Randa and I found our way to our seats for the symphony performance about twenty minutes before start time on Saturday evening. Her brother, Kevin, and one of his grandkids joined us. While Kevin and Randa talked, I struck up a conversation with the young guy sitting to my right. He is a percussionist majoring in music at Missouri Western, which is in Saint Joseph, as is the symphony. Turns out that the conductor is also one of Nick’s music instructors at the college. Nick, and, I assume, the rest of his class, had been directed to attend the concert and write a review.
As the symphony began to play its opening number for the season, a Mozart piece, I leaned forward in anticipation. About three minutes in, I felt the slight pressure of Nick’s elbow against my side. I ignored it for a while but then the pressure increased somewhat. “That’s a bit un-neighborly,” I thought, but still avoided moving or anything else. Finally, as the push of his elbow against my side had reached the point of beginning to dislodge me from my seat, I turned to say something to the kid.

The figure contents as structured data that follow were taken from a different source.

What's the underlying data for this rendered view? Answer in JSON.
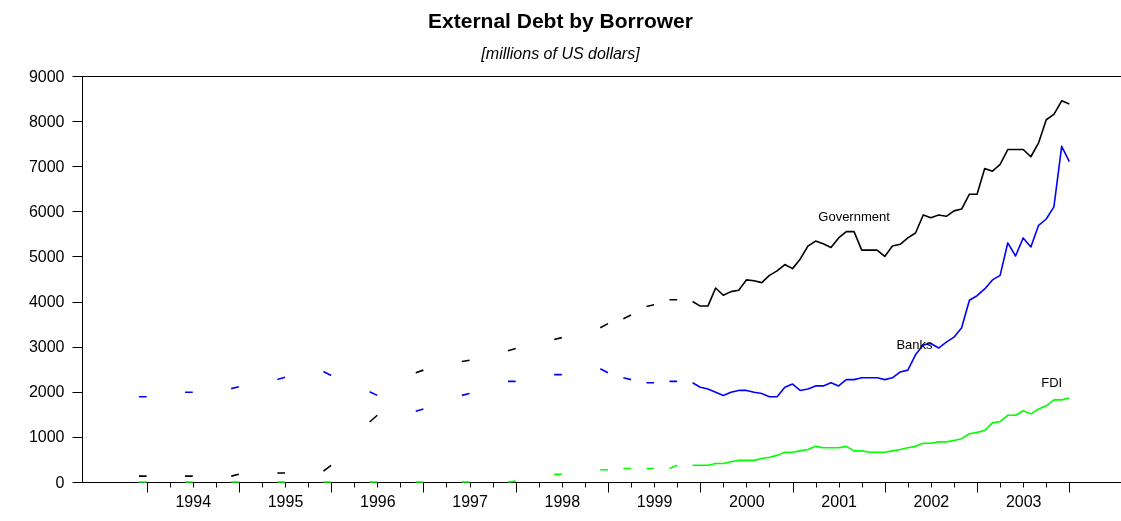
{
  "chart_data": {
    "type": "line",
    "title": "External Debt by Borrower",
    "subtitle": "[millions of US dollars]",
    "x": [
      1993.917,
      1994,
      1994.25,
      1994.417,
      1994.5,
      1994.75,
      1994.917,
      1995,
      1995.25,
      1995.417,
      1995.5,
      1995.75,
      1995.917,
      1996,
      1996.25,
      1996.417,
      1996.5,
      1996.75,
      1996.917,
      1997,
      1997.25,
      1997.417,
      1997.5,
      1997.75,
      1997.917,
      1998,
      1998.25,
      1998.417,
      1998.5,
      1998.75,
      1998.917,
      1999,
      1999.083,
      1999.167,
      1999.25,
      1999.333,
      1999.417,
      1999.5,
      1999.583,
      1999.667,
      1999.75,
      1999.833,
      1999.917,
      2000,
      2000.083,
      2000.167,
      2000.25,
      2000.333,
      2000.417,
      2000.5,
      2000.583,
      2000.667,
      2000.75,
      2000.833,
      2000.917,
      2001,
      2001.083,
      2001.167,
      2001.25,
      2001.333,
      2001.417,
      2001.5,
      2001.583,
      2001.667,
      2001.75,
      2001.833,
      2001.917,
      2002,
      2002.083,
      2002.167,
      2002.25,
      2002.333,
      2002.417,
      2002.5,
      2002.583,
      2002.667,
      2002.75,
      2002.833,
      2002.917,
      2003,
      2003.083,
      2003.167,
      2003.25,
      2003.333,
      2003.417,
      2003.5,
      2003.583,
      2003.667,
      2003.75,
      2003.833,
      2003.917,
      2004
    ],
    "series": [
      {
        "name": "Government",
        "color": "#000000",
        "values": [
          130,
          130,
          null,
          130,
          130,
          null,
          130,
          170,
          null,
          200,
          200,
          null,
          240,
          370,
          null,
          1330,
          1480,
          null,
          2420,
          2480,
          null,
          2670,
          2700,
          null,
          2910,
          2960,
          null,
          3160,
          3200,
          null,
          3420,
          3510,
          null,
          3620,
          3700,
          null,
          3890,
          3930,
          null,
          4040,
          4040,
          null,
          4000,
          3900,
          3900,
          4300,
          4140,
          4220,
          4250,
          4480,
          4460,
          4420,
          4580,
          4680,
          4820,
          4730,
          4940,
          5230,
          5340,
          5280,
          5200,
          5410,
          5550,
          5550,
          5140,
          5140,
          5140,
          5000,
          5230,
          5270,
          5410,
          5520,
          5920,
          5860,
          5920,
          5890,
          6010,
          6050,
          6380,
          6380,
          6950,
          6890,
          7040,
          7370,
          7370,
          7370,
          7210,
          7520,
          8030,
          8150,
          8450,
          8380
        ]
      },
      {
        "name": "Banks",
        "color": "#0000ff",
        "values": [
          1890,
          1890,
          null,
          1990,
          1990,
          null,
          2070,
          2110,
          null,
          2270,
          2320,
          null,
          2450,
          2360,
          null,
          2000,
          1920,
          null,
          1570,
          1620,
          null,
          1920,
          1960,
          null,
          2230,
          2230,
          null,
          2380,
          2380,
          null,
          2510,
          2420,
          null,
          2310,
          2270,
          null,
          2200,
          2200,
          null,
          2230,
          2230,
          null,
          2200,
          2100,
          2060,
          1990,
          1920,
          1990,
          2030,
          2030,
          1990,
          1960,
          1890,
          1890,
          2100,
          2170,
          2030,
          2060,
          2130,
          2130,
          2200,
          2130,
          2270,
          2270,
          2310,
          2310,
          2310,
          2270,
          2310,
          2440,
          2480,
          2820,
          3040,
          3070,
          2970,
          3100,
          3210,
          3420,
          4030,
          4130,
          4280,
          4480,
          4580,
          5300,
          5010,
          5410,
          5210,
          5690,
          5830,
          6100,
          7440,
          7100
        ]
      },
      {
        "name": "FDI",
        "color": "#00ff00",
        "values": [
          0,
          0,
          null,
          0,
          0,
          null,
          0,
          0,
          null,
          0,
          0,
          null,
          0,
          0,
          null,
          0,
          0,
          null,
          0,
          0,
          null,
          0,
          0,
          null,
          0,
          20,
          null,
          170,
          170,
          null,
          270,
          270,
          null,
          300,
          300,
          null,
          300,
          300,
          null,
          300,
          370,
          null,
          370,
          370,
          370,
          410,
          410,
          450,
          480,
          480,
          480,
          520,
          550,
          590,
          660,
          660,
          690,
          720,
          790,
          760,
          760,
          760,
          790,
          690,
          690,
          660,
          660,
          660,
          690,
          720,
          760,
          790,
          860,
          860,
          890,
          890,
          920,
          960,
          1070,
          1100,
          1140,
          1310,
          1340,
          1480,
          1480,
          1580,
          1510,
          1620,
          1690,
          1820,
          1820,
          1860
        ]
      }
    ],
    "xlim": [
      1993.3,
      2004.56
    ],
    "xticks": [
      {
        "value": 1994,
        "label": null
      },
      {
        "value": 1994.25,
        "label": null
      },
      {
        "value": 1994.5,
        "label": "1994"
      },
      {
        "value": 1994.75,
        "label": null
      },
      {
        "value": 1995,
        "label": null
      },
      {
        "value": 1995.25,
        "label": null
      },
      {
        "value": 1995.5,
        "label": "1995"
      },
      {
        "value": 1995.75,
        "label": null
      },
      {
        "value": 1996,
        "label": null
      },
      {
        "value": 1996.25,
        "label": null
      },
      {
        "value": 1996.5,
        "label": "1996"
      },
      {
        "value": 1996.75,
        "label": null
      },
      {
        "value": 1997,
        "label": null
      },
      {
        "value": 1997.25,
        "label": null
      },
      {
        "value": 1997.5,
        "label": "1997"
      },
      {
        "value": 1997.75,
        "label": null
      },
      {
        "value": 1998,
        "label": null
      },
      {
        "value": 1998.25,
        "label": null
      },
      {
        "value": 1998.5,
        "label": "1998"
      },
      {
        "value": 1998.75,
        "label": null
      },
      {
        "value": 1999,
        "label": null
      },
      {
        "value": 1999.25,
        "label": null
      },
      {
        "value": 1999.5,
        "label": "1999"
      },
      {
        "value": 1999.75,
        "label": null
      },
      {
        "value": 2000,
        "label": null
      },
      {
        "value": 2000.25,
        "label": null
      },
      {
        "value": 2000.5,
        "label": "2000"
      },
      {
        "value": 2000.75,
        "label": null
      },
      {
        "value": 2001,
        "label": null
      },
      {
        "value": 2001.25,
        "label": null
      },
      {
        "value": 2001.5,
        "label": "2001"
      },
      {
        "value": 2001.75,
        "label": null
      },
      {
        "value": 2002,
        "label": null
      },
      {
        "value": 2002.25,
        "label": null
      },
      {
        "value": 2002.5,
        "label": "2002"
      },
      {
        "value": 2002.75,
        "label": null
      },
      {
        "value": 2003,
        "label": null
      },
      {
        "value": 2003.25,
        "label": null
      },
      {
        "value": 2003.5,
        "label": "2003"
      },
      {
        "value": 2003.75,
        "label": null
      },
      {
        "value": 2004,
        "label": null
      }
    ],
    "ylim": [
      0,
      9000
    ],
    "yticks": [
      0,
      1000,
      2000,
      3000,
      4000,
      5000,
      6000,
      7000,
      8000,
      9000
    ],
    "marker": "none",
    "line_style": "solid"
  }
}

He was so asleep that the side of his head was slumped over, touching against his shoulder. I don’t know how his baseball cap stayed on. I half-expected to see a wee dribble of drool dripping from the corner of his mouth. Fortunately, the lights were too low for me to make determination on that point. He barely stirred during the applause as the symphony concluded Mozart. Not even the guest virtuoso violinist playing Beethoven could rouse Nick’s interest. He slept as soundly as an exhausted coal miner on a feather mattress.
Apparently, someone stumbled over the lad during intermission or else spilled a cold drink down his back. When I returned to my seat, young Nick had vacated the premises, not to return. I suppose he had to rush home and start typing up his review of the performance, perhaps beginning with “The soothing strains of Mozart eased through an appreciative and receptive audience…”
I’m sure Nick must have reported to his friends how completely boring it was. A world renown musician and an accomplished symphony performing music of such quality that it remains fascinating two hundred years after its composition was not sufficient to hold any interest for him. Nick was not there for the triple-curtain-call standing ovation at the end of the performance that spoke of how dramatically different the perceptions of others were from his own.
It is often in life that our response to a certain event tells others more about us than about the event. Even if it’s an event that happened nearly two thousand years ago.